The shroud 161 is held on the mold cover 131 by brackets 225 of J cross-section (FIG. 4). The leg of each bracket is welded to the platform 201 and the loop extends below the platform engaging the base 143 of the mold cover.

The manifold 231 (FIG. 2) for transmitting the shielding or oxidizing gas is provided. Conductors 233 are connected between this manifold 231 and nipples 221 of the shrouds 161 for supplying the gas to the shrouds 161. Additional conductors 235 are connected between the manifold 231 and the openings 133 for supplying shielding or oxidizing gas to the mold cavity 115. For each mold 13 there are plurality of such conductors 235.

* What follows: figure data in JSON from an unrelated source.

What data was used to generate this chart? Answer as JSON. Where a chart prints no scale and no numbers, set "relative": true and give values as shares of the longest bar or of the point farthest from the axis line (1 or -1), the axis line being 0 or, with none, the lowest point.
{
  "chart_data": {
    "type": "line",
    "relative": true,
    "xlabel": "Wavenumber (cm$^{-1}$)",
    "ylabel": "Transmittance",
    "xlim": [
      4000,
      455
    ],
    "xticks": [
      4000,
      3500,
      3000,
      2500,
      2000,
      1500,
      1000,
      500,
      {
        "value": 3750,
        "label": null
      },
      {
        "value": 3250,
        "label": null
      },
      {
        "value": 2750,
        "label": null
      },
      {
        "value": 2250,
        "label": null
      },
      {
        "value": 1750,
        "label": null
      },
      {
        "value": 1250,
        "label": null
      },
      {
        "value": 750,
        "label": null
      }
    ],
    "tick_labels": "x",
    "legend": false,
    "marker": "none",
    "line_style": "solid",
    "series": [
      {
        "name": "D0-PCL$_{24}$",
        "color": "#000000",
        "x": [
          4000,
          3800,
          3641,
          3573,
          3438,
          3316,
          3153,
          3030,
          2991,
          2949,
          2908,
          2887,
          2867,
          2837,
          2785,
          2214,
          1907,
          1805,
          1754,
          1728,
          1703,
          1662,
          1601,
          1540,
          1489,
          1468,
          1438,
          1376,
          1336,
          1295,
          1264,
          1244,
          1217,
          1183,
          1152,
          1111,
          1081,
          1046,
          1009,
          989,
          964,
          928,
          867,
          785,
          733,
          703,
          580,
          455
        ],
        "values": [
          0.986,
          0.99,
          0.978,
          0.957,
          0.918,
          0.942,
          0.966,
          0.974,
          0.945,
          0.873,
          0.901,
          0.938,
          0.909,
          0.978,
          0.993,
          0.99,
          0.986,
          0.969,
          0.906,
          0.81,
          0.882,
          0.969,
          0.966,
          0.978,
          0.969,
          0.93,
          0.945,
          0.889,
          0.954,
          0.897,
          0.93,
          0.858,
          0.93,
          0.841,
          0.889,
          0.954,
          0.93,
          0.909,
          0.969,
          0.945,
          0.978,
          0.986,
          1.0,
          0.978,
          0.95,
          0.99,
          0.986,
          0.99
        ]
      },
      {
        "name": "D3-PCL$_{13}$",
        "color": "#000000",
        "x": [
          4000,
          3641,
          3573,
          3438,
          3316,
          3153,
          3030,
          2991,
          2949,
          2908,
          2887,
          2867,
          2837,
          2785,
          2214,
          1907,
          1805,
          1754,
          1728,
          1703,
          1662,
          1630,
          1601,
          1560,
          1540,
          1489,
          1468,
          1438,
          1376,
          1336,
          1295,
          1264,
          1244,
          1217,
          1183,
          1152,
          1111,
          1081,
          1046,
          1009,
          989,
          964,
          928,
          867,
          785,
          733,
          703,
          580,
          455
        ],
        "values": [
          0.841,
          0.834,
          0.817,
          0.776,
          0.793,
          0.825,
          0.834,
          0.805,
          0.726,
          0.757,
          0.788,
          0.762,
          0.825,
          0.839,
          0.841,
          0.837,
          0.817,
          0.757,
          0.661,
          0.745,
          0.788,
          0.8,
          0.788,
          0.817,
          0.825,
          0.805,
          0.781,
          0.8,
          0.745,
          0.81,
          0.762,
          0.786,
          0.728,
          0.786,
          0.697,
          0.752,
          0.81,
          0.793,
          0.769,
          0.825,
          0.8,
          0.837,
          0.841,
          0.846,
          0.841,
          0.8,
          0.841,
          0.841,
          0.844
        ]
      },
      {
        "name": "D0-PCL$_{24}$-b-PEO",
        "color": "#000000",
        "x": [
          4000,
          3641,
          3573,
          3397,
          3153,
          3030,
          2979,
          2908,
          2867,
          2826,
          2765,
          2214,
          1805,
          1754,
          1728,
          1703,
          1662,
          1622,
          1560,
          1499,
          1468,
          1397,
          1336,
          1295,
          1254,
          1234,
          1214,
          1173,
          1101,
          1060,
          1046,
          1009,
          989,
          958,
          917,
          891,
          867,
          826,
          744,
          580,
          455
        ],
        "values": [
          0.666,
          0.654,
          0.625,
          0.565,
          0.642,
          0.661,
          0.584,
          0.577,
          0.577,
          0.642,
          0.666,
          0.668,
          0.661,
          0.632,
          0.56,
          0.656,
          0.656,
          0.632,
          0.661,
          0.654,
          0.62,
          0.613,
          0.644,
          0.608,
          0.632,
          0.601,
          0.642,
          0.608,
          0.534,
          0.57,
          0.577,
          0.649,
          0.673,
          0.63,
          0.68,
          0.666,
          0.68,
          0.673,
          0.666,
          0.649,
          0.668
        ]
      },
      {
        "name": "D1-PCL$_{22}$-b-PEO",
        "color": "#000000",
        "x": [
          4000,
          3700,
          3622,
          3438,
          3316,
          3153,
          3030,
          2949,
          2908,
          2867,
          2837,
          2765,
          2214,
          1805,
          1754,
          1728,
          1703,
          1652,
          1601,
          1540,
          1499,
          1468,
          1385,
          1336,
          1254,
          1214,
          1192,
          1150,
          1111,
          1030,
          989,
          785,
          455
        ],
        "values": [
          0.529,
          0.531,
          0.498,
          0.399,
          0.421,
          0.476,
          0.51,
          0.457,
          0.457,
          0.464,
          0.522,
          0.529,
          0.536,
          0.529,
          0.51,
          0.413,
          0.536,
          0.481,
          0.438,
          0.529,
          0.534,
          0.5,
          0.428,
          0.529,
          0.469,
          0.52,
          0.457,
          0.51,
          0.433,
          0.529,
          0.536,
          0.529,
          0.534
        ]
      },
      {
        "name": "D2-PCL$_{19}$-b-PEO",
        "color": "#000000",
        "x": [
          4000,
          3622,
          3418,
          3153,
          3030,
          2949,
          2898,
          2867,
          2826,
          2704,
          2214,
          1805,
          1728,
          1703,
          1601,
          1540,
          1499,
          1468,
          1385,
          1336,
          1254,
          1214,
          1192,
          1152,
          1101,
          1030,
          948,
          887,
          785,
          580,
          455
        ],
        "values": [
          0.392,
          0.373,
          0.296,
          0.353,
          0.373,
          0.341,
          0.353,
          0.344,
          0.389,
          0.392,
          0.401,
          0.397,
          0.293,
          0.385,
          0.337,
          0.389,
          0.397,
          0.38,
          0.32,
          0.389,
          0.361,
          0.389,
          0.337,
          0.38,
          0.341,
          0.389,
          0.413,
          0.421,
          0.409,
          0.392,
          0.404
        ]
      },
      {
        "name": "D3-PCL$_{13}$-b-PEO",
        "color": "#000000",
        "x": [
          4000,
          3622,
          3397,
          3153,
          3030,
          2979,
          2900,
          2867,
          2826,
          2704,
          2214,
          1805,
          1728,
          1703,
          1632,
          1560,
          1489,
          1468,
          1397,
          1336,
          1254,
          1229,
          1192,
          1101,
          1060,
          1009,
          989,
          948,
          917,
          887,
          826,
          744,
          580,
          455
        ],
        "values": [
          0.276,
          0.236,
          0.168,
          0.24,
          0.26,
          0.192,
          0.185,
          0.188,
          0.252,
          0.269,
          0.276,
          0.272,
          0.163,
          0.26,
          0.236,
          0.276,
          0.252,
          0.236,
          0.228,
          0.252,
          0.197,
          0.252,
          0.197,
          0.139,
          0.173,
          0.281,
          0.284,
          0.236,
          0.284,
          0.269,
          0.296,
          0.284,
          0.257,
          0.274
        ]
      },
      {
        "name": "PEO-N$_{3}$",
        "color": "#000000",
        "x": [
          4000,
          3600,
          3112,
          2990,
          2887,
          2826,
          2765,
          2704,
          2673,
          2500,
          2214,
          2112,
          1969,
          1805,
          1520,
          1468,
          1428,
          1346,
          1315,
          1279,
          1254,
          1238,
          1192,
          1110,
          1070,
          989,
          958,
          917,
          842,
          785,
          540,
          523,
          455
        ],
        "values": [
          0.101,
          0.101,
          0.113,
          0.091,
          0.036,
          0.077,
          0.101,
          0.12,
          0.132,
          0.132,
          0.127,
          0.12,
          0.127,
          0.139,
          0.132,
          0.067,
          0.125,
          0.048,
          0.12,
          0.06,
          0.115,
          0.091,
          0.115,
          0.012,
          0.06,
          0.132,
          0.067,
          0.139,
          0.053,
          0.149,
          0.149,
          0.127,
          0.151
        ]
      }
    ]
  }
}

It has been found that as the shielding or oxidizing gas enters the region 241 (FIG. 6) under the shroud 161 it is caused, by the intense heat of the molten metal, to cyclone helically upwardly about the stream 14 as represented by the arrows 243. The gas injected into the mold cavity 115 also flows upwardly increasing the density of the gas around the stream 14. The cyclonic flow of gas is effective in preventing the penetration of air into the stream 14. The shroud 161 can be readily opened for lancing of the stream 14 or the metal solidifying in cavity 115 and it can readily be entirely removed by manipulation of the knobs 217.

The shroud 161 is formed at a low cost from a plate 251 (FIG. 9) having an opening therein by deep drawing. The plate 251 is appropriately positioned over the female part 253 of a die and the frustrum 203 is drawn by the compression exerted by the male part 255 of the die as illustrated in FIG. 10. The male part 255 is hydraulically actuated. Once the frustrum is drawn the resulting body 261 is severed to provide the parts 161a and 161b and the washers 211 and 213-215 are welded to the parts 161a and 161b.

While a preferred embodiment of this invention has been disclosed herein, many modifications thereof are possible. This invention is not to be limited except as is necessitated by the spririt of the prior art.

Claims

I claim:

1. For use with continuous-casting apparatus including a mold, means for delivering a stream of molten metal to said mold and means for deriving from said mold a continuous strip, a shroud for enshrouding said stream of molten metal in a protective anti-oxidation gas, the said shroud including a platform from which a projection in the form of a frustrum of a cone extends, said frustrum terminating in a generally circular opening, said shroud to be mounted on said apparatus with said projection generally coaxial with said stream, and means on said frustrum for injecting said gas therein, said shroud being in at least two parts engageable along a joint therebetween and including pivot means connecting said parts about which said parts are pivotal relative to each other and said shroud also including gas-shielding plates extending over the joint between said parts.